Dette et passif de l’Etat: 11 700 à 9 524,643 milliards de FCFA , où sont passés les 2 175 milliards d’écart ? 

De 11 700 à 9 524,643 milliards de FCFA, l’audit des engagements financiers de l’État fait apparaître un écart de près de 2 175 milliards de FCFA © Dépêches 241

Libreville, le 16 septembre 2026 – (Dépêches 241) Entre le début et la fin de l’audit des engagements financiers du Gabon, environ 2 175 milliards de FCFA ont cessé de figurer dans le stock retenu comme référence. Lorsque les travaux ont débuté le 17 juin, le gouvernement évoquait un stock initial estimé à près de 11 700 milliards de FCFA. Trois mois plus tard, le comité chargé de l’exercice arrête le montant consolidé à 9 524,643 milliards. L’écart représente environ 18,6 % de l’estimation de départ.

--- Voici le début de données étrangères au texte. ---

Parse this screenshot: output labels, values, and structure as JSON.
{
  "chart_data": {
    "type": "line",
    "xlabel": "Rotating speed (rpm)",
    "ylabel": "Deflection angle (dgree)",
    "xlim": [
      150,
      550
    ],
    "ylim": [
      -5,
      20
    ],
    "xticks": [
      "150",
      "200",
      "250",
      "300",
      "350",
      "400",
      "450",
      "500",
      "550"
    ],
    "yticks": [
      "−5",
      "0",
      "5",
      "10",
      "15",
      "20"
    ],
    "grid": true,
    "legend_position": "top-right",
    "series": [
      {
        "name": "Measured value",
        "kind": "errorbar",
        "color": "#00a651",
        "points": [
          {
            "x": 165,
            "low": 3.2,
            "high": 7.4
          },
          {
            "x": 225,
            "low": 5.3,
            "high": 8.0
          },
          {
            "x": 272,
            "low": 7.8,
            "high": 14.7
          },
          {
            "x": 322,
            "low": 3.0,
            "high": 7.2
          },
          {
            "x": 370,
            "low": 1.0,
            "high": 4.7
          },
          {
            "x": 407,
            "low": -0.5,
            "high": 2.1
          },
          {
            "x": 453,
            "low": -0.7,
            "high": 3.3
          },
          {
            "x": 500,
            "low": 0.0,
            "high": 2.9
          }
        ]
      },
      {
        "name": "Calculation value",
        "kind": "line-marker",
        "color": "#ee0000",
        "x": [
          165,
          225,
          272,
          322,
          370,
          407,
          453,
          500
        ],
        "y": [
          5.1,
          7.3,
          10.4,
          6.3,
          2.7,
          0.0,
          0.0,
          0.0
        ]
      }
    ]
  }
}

Une différence de cette ampleur n’est pas nécessairement anormale dans un audit destiné justement à vérifier, rapprocher et consolider des engagements provenant de sources différentes. Elle peut résulter de corrections de périmètre, de reclassements, de rapprochements comptables ou d’engagements finalement non retenus. Mais le communiqué publié par le gouvernement le 13 septembre ne fournit pas la ventilation des ajustements ayant permis de passer des quelque 11 700 milliards de FCFA initiaux aux 9 524,643 milliards finalement reconnus.

Cette précision est importante car les 2 175 milliards de FCFA ne constituent pas une réduction de dette obtenue par remboursement. Aucun élément du communiqué ne permet non plus de conclure qu’une somme équivalente aurait été annulée par les créanciers. Le chiffre mesure simplement la différence entre un stock initial estimé et un stock consolidé après audit. Présenter cet écart comme un désendettement reviendrait donc à confondre une opération de clarification comptable avec une diminution effective des obligations financières.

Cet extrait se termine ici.